"Um povo imbecilizado e resignado, humilde e macambúzio, fatalista e sonâmbulo, burro de carga, besta de nora, aguentando pauladas, sacos de vergonhas, feixes de misérias, sem uma rebelião, um mostrar de dentes, a energia dum coice, pois que nem já com as orelhas é capaz de sacudir as moscas; um povo em catalepsia ambulante, não se lembrando nem donde vem, nem onde está, nem para onde vai; um povo, enfim, que eu adoro, porque sofre e é bom, e guarda ainda na noite da sua inconsciência como que um lampejo misterioso da alma nacional, reflexo de astro em silêncio escuro de lagoa morta (...).

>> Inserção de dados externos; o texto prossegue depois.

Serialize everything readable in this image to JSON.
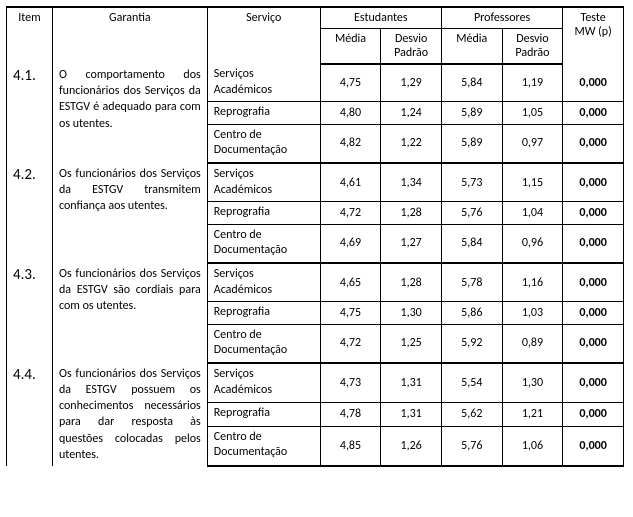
{
  "header": {
    "item": "Item",
    "garantia": "Garantia",
    "servico": "Serviço",
    "estudantes": "Estudantes",
    "professores": "Professores",
    "media": "Média",
    "desvio": "Desvio Padrão",
    "teste": "Teste MW (p)"
  },
  "services": {
    "sa": "Serviços Académicos",
    "rep": "Reprografia",
    "cd": "Centro de Documentação"
  },
  "rows": [
    {
      "id": "4.1.",
      "garantia": "O comportamento dos funcionários dos Serviços da ESTGV é adequado para com os utentes.",
      "data": [
        {
          "svc": "sa",
          "em": "4,75",
          "ed": "1,29",
          "pm": "5,84",
          "pd": "1,19",
          "mw": "0,000"
        },
        {
          "svc": "rep",
          "em": "4,80",
          "ed": "1,24",
          "pm": "5,89",
          "pd": "1,05",
          "mw": "0,000"
        },
        {
          "svc": "cd",
          "em": "4,82",
          "ed": "1,22",
          "pm": "5,89",
          "pd": "0,97",
          "mw": "0,000"
        }
      ]
    },
    {
      "id": "4.2.",
      "garantia": "Os funcionários dos Serviços da ESTGV transmitem confiança aos utentes.",
      "data": [
        {
          "svc": "sa",
          "em": "4,61",
          "ed": "1,34",
          "pm": "5,73",
          "pd": "1,15",
          "mw": "0,000"
        },
        {
          "svc": "rep",
          "em": "4,72",
          "ed": "1,28",
          "pm": "5,76",
          "pd": "1,04",
          "mw": "0,000"
        },
        {
          "svc": "cd",
          "em": "4,69",
          "ed": "1,27",
          "pm": "5,84",
          "pd": "0,96",
          "mw": "0,000"
        }
      ]
    },
    {
      "id": "4.3.",
      "garantia": "Os funcionários dos Serviços da ESTGV são cordiais para com os utentes.",
      "data": [
        {
          "svc": "sa",
          "em": "4,65",
          "ed": "1,28",
          "pm": "5,78",
          "pd": "1,16",
          "mw": "0,000"
        },
        {
          "svc": "rep",
          "em": "4,75",
          "ed": "1,30",
          "pm": "5,86",
          "pd": "1,03",
          "mw": "0,000"
        },
        {
          "svc": "cd",
          "em": "4,72",
          "ed": "1,25",
          "pm": "5,92",
          "pd": "0,89",
          "mw": "0,000"
        }
      ]
    },
    {
      "id": "4.4.",
      "garantia": "Os funcionários dos Serviços da ESTGV possuem os conhecimentos necessários para dar resposta às questões colocadas pelos utentes.",
      "data": [
        {
          "svc": "sa",
          "em": "4,73",
          "ed": "1,31",
          "pm": "5,54",
          "pd": "1,30",
          "mw": "0,000"
        },
        {
          "svc": "rep",
          "em": "4,78",
          "ed": "1,31",
          "pm": "5,62",
          "pd": "1,21",
          "mw": "0,000"
        },
        {
          "svc": "cd",
          "em": "4,85",
          "ed": "1,26",
          "pm": "5,76",
          "pd": "1,06",
          "mw": "0,000"
        }
      ]
    }
  ]
}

Uma burguesia, cívica e políticamente corrupta ate à medula, não descriminando já o bem do mal, sem palavras, sem vergonha, sem carácter, havendo homens que, honrados (?) na vida íntima, descambam na vida publica em pantomineiros e sevandijas, capazes de toda a veniaga e toda a infâmia, da mentira à falsificação, da violência ao roubo, donde provém que na politica portuguesa sucedam, entre a indiferença geral, escândalos monstruosos, absolutamente inverosímeis no Limoeiro (...).

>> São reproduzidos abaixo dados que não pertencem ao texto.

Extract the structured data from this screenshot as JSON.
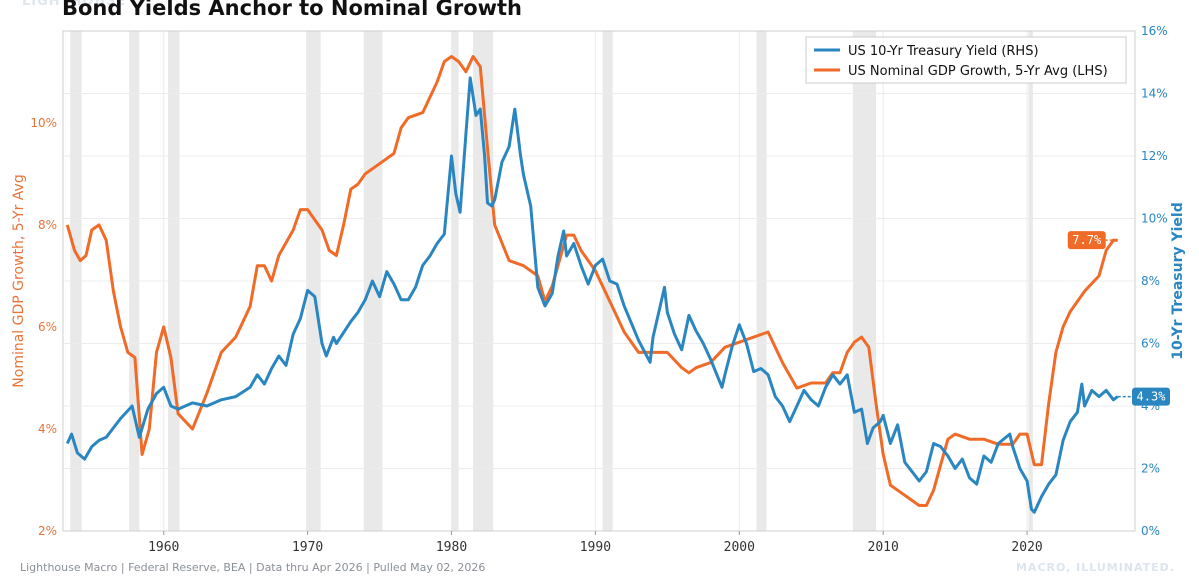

Um poder legislativo, esfregão de cozinha do executivo; este criado de quarto do moderador; e este, finalmente, tornado absoluto pela abdicação unânime do país e exercido ao acaso da herança, pelo primeiro que sai dum ventre, como da roda duma lotaria.
A justiça ao arbítrio da Política, torcendo-lhe a vara ao ponto de fazer dela saca-rolhas; dois partidos (...), sem ideias, sem planos, sem convicções, incapazes (...) vivendo ambos do mesmo utilitarismo céptico e pervertido, análogos nas palavras, idênticos nos actos, iguais um ao outro como duas metades do mesmo zero, e não se amalgando e fundindo, apesar disso, pela razão que alguém deu no parlamento, de não caberem todos duma vez na mesma sala de jantar (...)".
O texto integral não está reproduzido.